By Holly Fisher
Rep. Shannon Erickson’s great-grandfather was one of those doctors in rural Georgia who traveled the countryside to visit their patients. Sometimes patients paid in cash and sometimes they paid in chickens. Erickson’s mother was a nurse who spent more than 20 years in elder care.
Her family history and her understanding of the need for better health care access in South Carolina led Erickson (R-Beaufort) to cosponsor a bill, signed into law in May, revising the Nurse Licensure Compact, which allows registered and licensed practical nurses from other states to practice personally or via telemedicine in South Carolina.
“The key piece here is access.
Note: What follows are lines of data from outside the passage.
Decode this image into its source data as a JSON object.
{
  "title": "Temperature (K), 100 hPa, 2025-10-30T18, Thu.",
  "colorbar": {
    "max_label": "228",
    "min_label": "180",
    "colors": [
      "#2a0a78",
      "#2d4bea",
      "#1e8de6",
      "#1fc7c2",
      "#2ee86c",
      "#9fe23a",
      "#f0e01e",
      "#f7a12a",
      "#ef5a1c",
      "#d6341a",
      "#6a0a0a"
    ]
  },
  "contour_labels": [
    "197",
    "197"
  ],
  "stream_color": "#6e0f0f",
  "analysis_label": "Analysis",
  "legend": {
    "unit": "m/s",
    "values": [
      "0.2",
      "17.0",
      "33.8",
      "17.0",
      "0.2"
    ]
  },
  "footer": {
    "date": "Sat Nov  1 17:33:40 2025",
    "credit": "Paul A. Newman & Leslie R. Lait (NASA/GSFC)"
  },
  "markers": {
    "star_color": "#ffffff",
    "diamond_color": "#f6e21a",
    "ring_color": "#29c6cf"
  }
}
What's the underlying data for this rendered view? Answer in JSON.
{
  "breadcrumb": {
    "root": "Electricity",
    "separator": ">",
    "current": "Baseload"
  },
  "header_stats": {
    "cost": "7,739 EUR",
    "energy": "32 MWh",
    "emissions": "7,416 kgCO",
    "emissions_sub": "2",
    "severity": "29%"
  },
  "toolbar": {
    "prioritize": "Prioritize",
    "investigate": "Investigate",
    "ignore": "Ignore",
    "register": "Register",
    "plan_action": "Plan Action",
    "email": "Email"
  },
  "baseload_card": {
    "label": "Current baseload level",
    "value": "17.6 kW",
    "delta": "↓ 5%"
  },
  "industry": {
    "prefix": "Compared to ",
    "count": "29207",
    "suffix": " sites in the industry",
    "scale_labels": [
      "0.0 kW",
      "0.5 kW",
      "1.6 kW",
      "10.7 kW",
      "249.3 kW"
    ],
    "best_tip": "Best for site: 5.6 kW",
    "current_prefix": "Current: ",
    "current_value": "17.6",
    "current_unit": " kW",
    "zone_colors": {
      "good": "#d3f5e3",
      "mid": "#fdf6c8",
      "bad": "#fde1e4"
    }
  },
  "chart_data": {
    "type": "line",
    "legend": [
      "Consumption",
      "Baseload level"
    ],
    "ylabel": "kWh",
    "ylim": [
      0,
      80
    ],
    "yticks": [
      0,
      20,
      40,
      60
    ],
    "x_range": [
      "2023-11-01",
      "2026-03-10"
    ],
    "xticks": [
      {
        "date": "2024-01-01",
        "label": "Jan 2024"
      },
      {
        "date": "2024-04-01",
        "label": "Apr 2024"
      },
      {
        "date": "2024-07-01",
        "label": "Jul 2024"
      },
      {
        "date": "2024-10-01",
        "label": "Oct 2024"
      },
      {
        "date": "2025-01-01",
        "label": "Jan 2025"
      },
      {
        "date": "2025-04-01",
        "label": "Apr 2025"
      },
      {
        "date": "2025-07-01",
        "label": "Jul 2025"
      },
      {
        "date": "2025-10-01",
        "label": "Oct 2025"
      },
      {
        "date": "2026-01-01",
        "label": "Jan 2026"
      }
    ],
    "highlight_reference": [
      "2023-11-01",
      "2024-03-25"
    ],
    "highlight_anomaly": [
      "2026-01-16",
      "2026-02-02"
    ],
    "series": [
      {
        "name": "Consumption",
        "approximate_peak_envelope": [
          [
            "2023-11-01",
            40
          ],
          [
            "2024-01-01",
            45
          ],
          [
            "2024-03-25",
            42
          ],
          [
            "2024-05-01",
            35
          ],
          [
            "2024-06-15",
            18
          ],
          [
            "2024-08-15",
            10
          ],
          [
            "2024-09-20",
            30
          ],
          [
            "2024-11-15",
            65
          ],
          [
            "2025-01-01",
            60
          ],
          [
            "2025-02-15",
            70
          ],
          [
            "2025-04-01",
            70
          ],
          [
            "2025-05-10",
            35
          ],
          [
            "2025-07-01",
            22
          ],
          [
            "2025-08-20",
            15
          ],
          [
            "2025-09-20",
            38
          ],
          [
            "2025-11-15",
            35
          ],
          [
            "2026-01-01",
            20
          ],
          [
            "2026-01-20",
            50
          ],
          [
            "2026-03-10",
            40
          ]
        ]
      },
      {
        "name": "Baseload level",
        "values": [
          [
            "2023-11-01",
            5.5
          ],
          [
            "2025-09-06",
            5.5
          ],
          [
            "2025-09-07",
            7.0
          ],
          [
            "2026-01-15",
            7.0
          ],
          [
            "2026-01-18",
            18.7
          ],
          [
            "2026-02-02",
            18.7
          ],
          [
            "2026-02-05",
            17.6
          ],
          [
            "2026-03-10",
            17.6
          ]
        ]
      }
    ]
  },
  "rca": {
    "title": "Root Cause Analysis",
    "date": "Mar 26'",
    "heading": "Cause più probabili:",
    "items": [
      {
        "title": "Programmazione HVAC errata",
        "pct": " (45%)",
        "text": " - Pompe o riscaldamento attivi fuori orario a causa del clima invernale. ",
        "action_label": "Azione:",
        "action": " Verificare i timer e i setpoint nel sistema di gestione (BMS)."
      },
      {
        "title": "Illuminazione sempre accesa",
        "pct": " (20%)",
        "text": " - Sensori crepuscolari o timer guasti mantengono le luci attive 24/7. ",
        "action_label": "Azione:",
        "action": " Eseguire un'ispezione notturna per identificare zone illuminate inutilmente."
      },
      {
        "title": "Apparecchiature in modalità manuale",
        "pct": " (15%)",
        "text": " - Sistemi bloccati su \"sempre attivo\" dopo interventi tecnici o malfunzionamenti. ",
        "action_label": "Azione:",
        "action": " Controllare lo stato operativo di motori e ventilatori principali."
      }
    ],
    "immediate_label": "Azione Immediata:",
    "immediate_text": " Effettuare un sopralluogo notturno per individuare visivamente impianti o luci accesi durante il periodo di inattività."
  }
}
Folks need to be able to have access to health care, and in the rural areas of our state, that is the biggest hurdle,” Erickson said. “The nurse compact act levels the playing field.”
Coretta Bedsole, AARP South Carolina associate state director for advocacy, said this action and other telehealth policies advanced in the state over the past few years go a long way toward expanding health care access.
For older people in rural areas, getting to a doctor’s appointment can be a lengthy ordeal. She noted that someone in a rural Upstate area trying to get to a medical appointment in Spartanburg would have to board a bus at 8 a.m., go to the appointment and then wait for the bus to take them home at 5 p.m.
Erickson said lawmakers understand how difficult it is for many residents to access health care. As a result, the nurse compact act, stabilizing the law that expanded the pool of nurses who can practice in the state, passed with virtually no opposition.
“South Carolina prides itself on being a good place for people who have chosen to retire or want to stay here and live out their lives,” Erickson said. “We’re just about as retirement friendly as you can get. Our tax code is set up so it’s attractive financially. Another of those support systems is health care access. We really do care.”
Several medical facilities have long provided telehealth.
The Medical University of South Carolina in Charleston has been using telehealth for more than a decade in the areas of maternal fetal health, stroke and psychiatry.
Shawn Valenta, director of telehealth for MUSC’s Center for Telehealth, works closely with medical providers to improve patient care and health outcomes.
Before telehealth, fewer than 40 percent of the state’s residents lived within a 60-minute drive of time-sensitive expert stroke care.
“Where South Carolina stroke victims were treated had a major impact on their outcome,” Valenta said. “Now, telehealth has increased that access to time-sensitive care to over 96 percent of the population.”
For example, when a possible stroke patient arrives at a small community hospital that doesn’t have a staff neurologist, the hospital can teleconference with a specialist at a facility like MUSC to determine if the patient needs to be transported there or elsewhere.
Telehealth also benefits patients in their homes as they manage chronic conditions, such as diabetes, or recover from recent surgery.
Christianna Novakovic, telehealth program coordinator for the Care Coordination Institute in Greenville, said certain patients take home a device that is connected to a blood pressure cuff or a glucometer.
The devices allow care managers to monitor basic vital signs and data from afar, saving both medical providers and patients hours of drive time to and from the doctor’s office.
Even older patients who haven’t grown up with technology are adapting quickly to this shift in medicine, Novakovic said. “Patients love it. It’s more convenient for them, saves them money, and they get healthier faster.”
Holly Fisher is a writer living in Mt. Pleasant, S.C.
• Ask your current health care provider about telehealth options, especially if you live in a rural area or have trouble securing adequate transportation.
• Check with your insurance provider about what is or isn’t covered by telehealth.
• Make sure the provider’s technology protects your privacy and complies with the Health Insurance Portability and Accountability Act. For example, providers shouldn’t be using Skype or FaceTime as those are not HIPAA-compliant.